There is also the concern that during this pandemic, children with cancer may have an incremented risk of presenting a poor prognosis for their disease, due to late diagnosis and not appropriate treatment26-27. In this respect, half of the patients included in our cohort had interrupted their anticancer directed treatment for a number of days due to the concomitant infection. Larger series of cases and longer follow up information will be needed to understand its real impact. However, it is not infrequent that chemotherapy regimens have to be stopped during opportunistic infections in patients undergoing immunosuppression. Recent guidelines published from SIOP, COG, SIOP-E, SIOP-PODC, IPSO, PROS, CCI, and St Jude Global for children with cancer recommend that the standards of care for the diagnosis, treatment and supportive care should not be compromised or electively modified during the pandemic, if at all possible28. In this line and based on our experience, we recommend individualized multidisciplinary discussions whenever a COVID-19 case is identified. A number of variables including the underlying condition, stage of disease, prognosis and clinical infection related impact should be taking into consideration for interrupting or delaying anti-cancer therapy.
Limitations of this report include the small sample size, which limits the extrapolation of results to the general hemato-oncological pediatric population. Moreover, the data was collected both retrospectively and prospectively. Thus, it may be a limitation when reporting disease evolution and other time-dependent factors. Finally, as the present study is multicentric and data was collected from different hospitals around the country, a potential interindividual variability may exist when reporting the different clinical scenarios. However, since most of the physicians of the Spanish Units of PHO took part in this initiative, we believe our report represents an accurate infection prevalence among children diagnosed with cancer and chronic hematological disorders in our country.

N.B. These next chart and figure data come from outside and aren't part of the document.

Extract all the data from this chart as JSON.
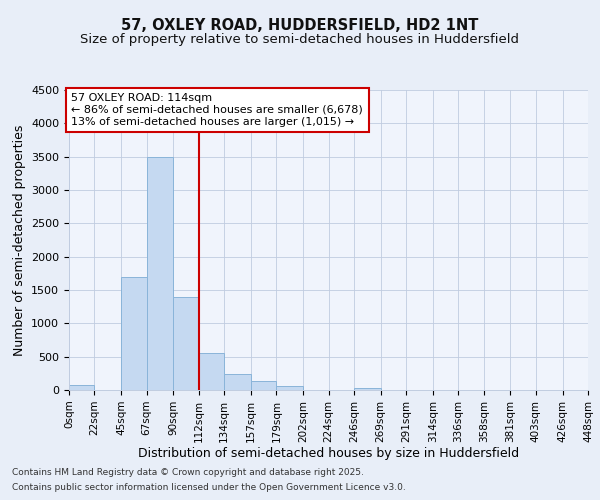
{
  "title_line1": "57, OXLEY ROAD, HUDDERSFIELD, HD2 1NT",
  "title_line2": "Size of property relative to semi-detached houses in Huddersfield",
  "xlabel": "Distribution of semi-detached houses by size in Huddersfield",
  "ylabel": "Number of semi-detached properties",
  "footnote1": "Contains HM Land Registry data © Crown copyright and database right 2025.",
  "footnote2": "Contains public sector information licensed under the Open Government Licence v3.0.",
  "annotation_line1": "57 OXLEY ROAD: 114sqm",
  "annotation_line2": "← 86% of semi-detached houses are smaller (6,678)",
  "annotation_line3": "13% of semi-detached houses are larger (1,015) →",
  "property_size": 114,
  "bar_edges": [
    0,
    22,
    45,
    67,
    90,
    112,
    134,
    157,
    179,
    202,
    224,
    246,
    269,
    291,
    314,
    336,
    358,
    381,
    403,
    426,
    448
  ],
  "bar_heights": [
    75,
    0,
    1700,
    3500,
    1400,
    550,
    240,
    130,
    55,
    0,
    0,
    30,
    0,
    0,
    0,
    0,
    0,
    0,
    0,
    0
  ],
  "bar_color": "#c5d9f1",
  "bar_edge_color": "#8ab4d9",
  "vline_color": "#cc0000",
  "vline_x": 112,
  "annotation_box_color": "#cc0000",
  "ylim": [
    0,
    4500
  ],
  "yticks": [
    0,
    500,
    1000,
    1500,
    2000,
    2500,
    3000,
    3500,
    4000,
    4500
  ],
  "background_color": "#e8eef8",
  "plot_bg_color": "#f0f4fc",
  "grid_color": "#c0cce0",
  "title_fontsize": 10.5,
  "subtitle_fontsize": 9.5,
  "axis_label_fontsize": 9,
  "tick_fontsize": 8,
  "annot_fontsize": 8
}
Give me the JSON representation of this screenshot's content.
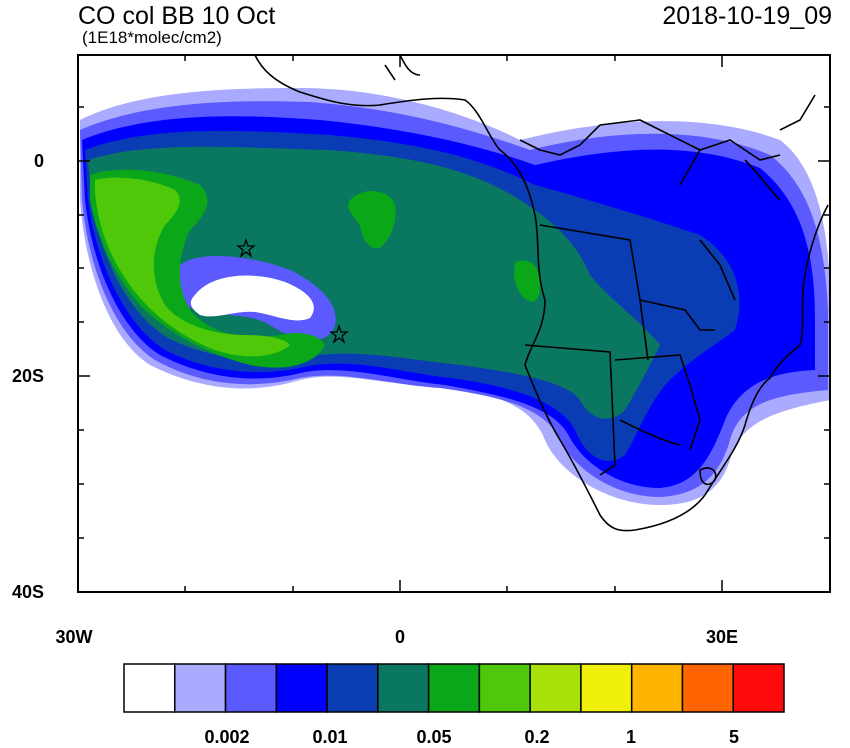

This is one of the largest series of COVID-19 in pediatric cases with solid and hematological malignancies, benign hematologic conditions, and post allo-SCT reported during the present pandemic. Recent publications based on a low number of cases seem to suggest that immunosuppressed pediatric patients do not present an increased risk of developing severe SARS-CoV-2 infection616 Our results show that the clinical course of most patients is overall good. However, severe forms of infection can be seen in highly immunosuppressed patients or in those with chronic co-morbidities such as GVHD, or patients receiving CART cell therapy. International collaborative groups’ series cases will surely be published soon in order to better establish the real impact of this infection in our vulnerable pediatric population.